那话还未说完,汪峦便主动倾身,轻轻咬住了祁沉笙的唇。换来祁沉笙扣着他的腰背,压入床褥间深吻--

呼吸交、、缠间,汪峦抵着抵着祁沉笙的肩膀,替他说出了那未完的,荒诞的构想。

“--最后,再把我锁进去,对吗?”

祁沉笙似是又笑了,他流连在汪峦的耳边,毫不避讳地承认道:“是。”

“我想给九哥这世上最好的一切,用那些把九哥锁在我的身边。”

汪峦微微叹息着,他知道依祁沉笙的性子,自己再怎么劝都是无用了:“你若是想,那便锁着吧……”

与其再激他说出这般疯话来,不如索性就随他去吧。

“不过金笼就算了,”汪峦拍拍祁沉笙锢在他腰上的手,瞧了瞧眼前已是华侈至极的卧室:“这屋子还没住够呢,再换地方怕是要等等了。”

祁沉笙的手随着汪峦的话,果真松了下来,两人又靠在床上亲腻了许久,墙上的挂钟快要走到八点时,祁沉笙才再次起身。

可惜,祁二少这日注定办不得公了,还未等他出门,何城东便带来了天锦坊的消息。

“二少爷,姚继广死了。”

34. 鬼织娘(七) 他是自己吊死的。……

姚继广死了, 汪峦其实并不知道这个人是谁,但消息既然值得何城东一大早,报送到小洋楼来, 便说明他应当算是个有些许分量的人物。

汪峦随即抬眸打量起祁沉笙的神色,却见他的脸上并无悲怒,只是略略颦眉,弯腰为汪峦整理好凌乱衣领,才对门外的何城东说道:“进来说。”

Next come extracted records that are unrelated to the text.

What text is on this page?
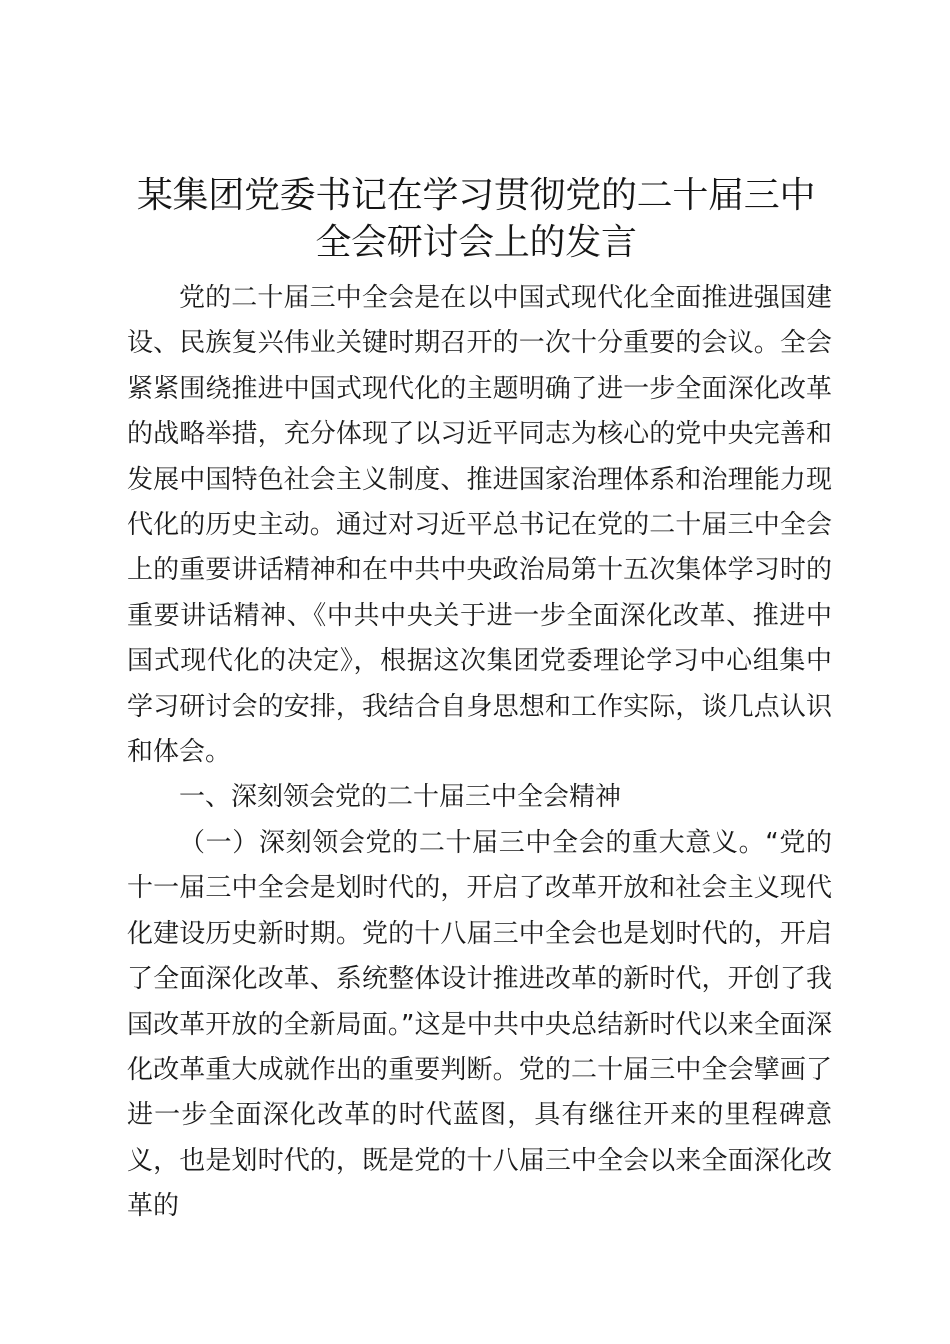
某集团党委书记在学习贯彻党的二十届三中全会研讨会上的发言

党的二十届三中全会是在以中国式现代化全面推进强国建设、民族复兴伟业关键时期召开的一次十分重要的会议。全会紧紧围绕推进中国式现代化的主题明确了进一步全面深化改革的战略举措，充分体现了以习近平同志为核心的党中央完善和发展中国特色社会主义制度、推进国家治理体系和治理能力现代化的历史主动。通过对习近平总书记在党的二十届三中全会上的重要讲话精神和在中共中央政治局第十五次集体学习时的重要讲话精神、《中共中央关于进一步全面深化改革、推进中国式现代化的决定》，根据这次集团党委理论学习中心组集中学习研讨会的安排，我结合自身思想和工作实际，谈几点认识和体会。

一、深刻领会党的二十届三中全会精神

（一）深刻领会党的二十届三中全会的重大意义。“党的十一届三中全会是划时代的，开启了改革开放和社会主义现代化建设历史新时期。党的十八届三中全会也是划时代的，开启了全面深化改革、系统整体设计推进改革的新时代，开创了我国改革开放的全新局面。”这是中共中央总结新时代以来全面深化改革重大成就作出的重要判断。党的二十届三中全会擘画了进一步全面深化改革的时代蓝图，具有继往开来的里程碑意义，也是划时代的，既是党的十八届三中全会以来全面深化改革的
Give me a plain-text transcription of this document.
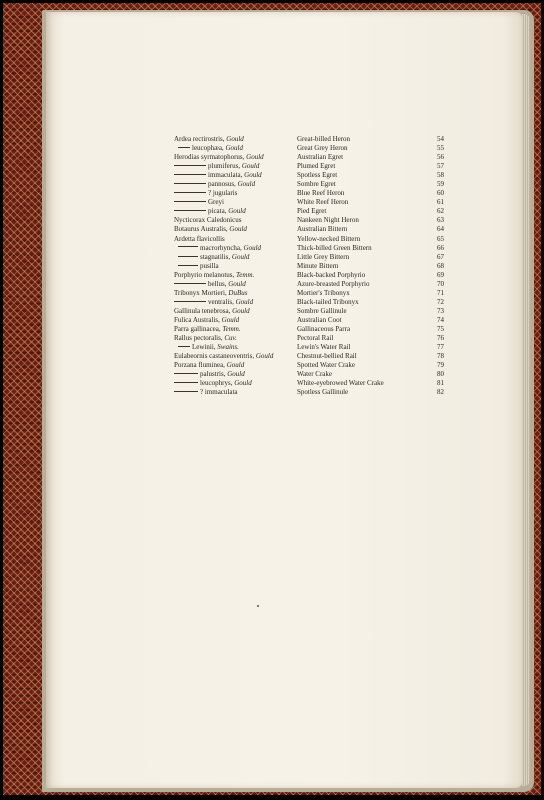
Ardea rectirostris, Gould	Great-billed Heron	54
leucophæa, Gould	Great Grey Heron	55
Herodias syrmatophorus, Gould	Australian Egret	56
plumiferus, Gould	Plumed Egret	57
immaculata, Gould	Spotless Egret	58
pannosus, Gould	Sombre Egret	59
? jugularis	Blue Reef Heron	60
Greyi	White Reef Heron	61
picata, Gould	Pied Egret	62
Nycticorax Caledonicus	Nankeen Night Heron	63
Botaurus Australis, Gould	Australian Bittern	64
Ardetta flavicollis	Yellow-necked Bittern	65
macrorhyncha, Gould	Thick-billed Green Bittern	66
stagnatilis, Gould	Little Grey Bittern	67
pusilla	Minute Bittern	68
Porphyrio melanotus, Temm.	Black-backed Porphyrio	69
bellus, Gould	Azure-breasted Porphyrio	70
Tribonyx Mortieri, DuBus	Mortier's Tribonyx	71
ventralis, Gould	Black-tailed Tribonyx	72
Gallinula tenebrosa, Gould	Sombre Gallinule	73
Fulica Australis, Gould	Australian Coot	74
Parra gallinacea, Temm.	Gallinaceous Parra	75
Rallus pectoralis, Cuv.	Pectoral Rail	76
Lewinii, Swains.	Lewin's Water Rail	77
Eulabeornis castaneoventris, Gould	Chestnut-bellied Rail	78
Porzana fluminea, Gould	Spotted Water Crake	79
palustris, Gould	Water Crake	80
leucophrys, Gould	White-eyebrowed Water Crake	81
? immaculata	Spotless Gallinule	82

何城东得了祁沉笙的应允, 随即推门而入,毫不意外地,便看到了被祁沉笙半遮在身后, 倚在床榻上的汪峦。

尽管衣衫已经拢好,但这般情景下见人,汪峦还是微微有些尴尬,只得冲着何城东点了点头, 算是打过招呼。

何城东乍然回神,避开目光掩饰着,向卧室中的两人问好:“二少爷, 汪……二少夫人。”

汪峦听到那个称呼, 只觉脸上都快僵住了, 可看着祁沉笙却很是寻常地应了声:“嗯,说说姚继广的事吧。”

“好, ”说起正事,何城东也算送了口气,将听来的消息一一汇报与祁沉笙:“听天锦坊的人说,他是昨夜午时过后,自己吊死的。”

“自己吊死?”祁沉笙敲了敲床头的小铜铃, 汪峦便看着,丰山便匆匆地送来了热水牙具,见屋子里在说事,又不作声地匆匆去了。

“是,”何城东点点头,回答道:“是有两个伺候的丫头,亲眼看着他自己上了吊,但……”

“但什么?”祁沉笙像是不经意地随口一问,转而打湿了毛巾,为汪峦细细地擦洗起脸庞,反而汪峦却有几分用心地,听着何城东的话。

“但据说当时十分古怪,丫头进去看到姚继广时,他还没死透,甚至挣扎得厉害。”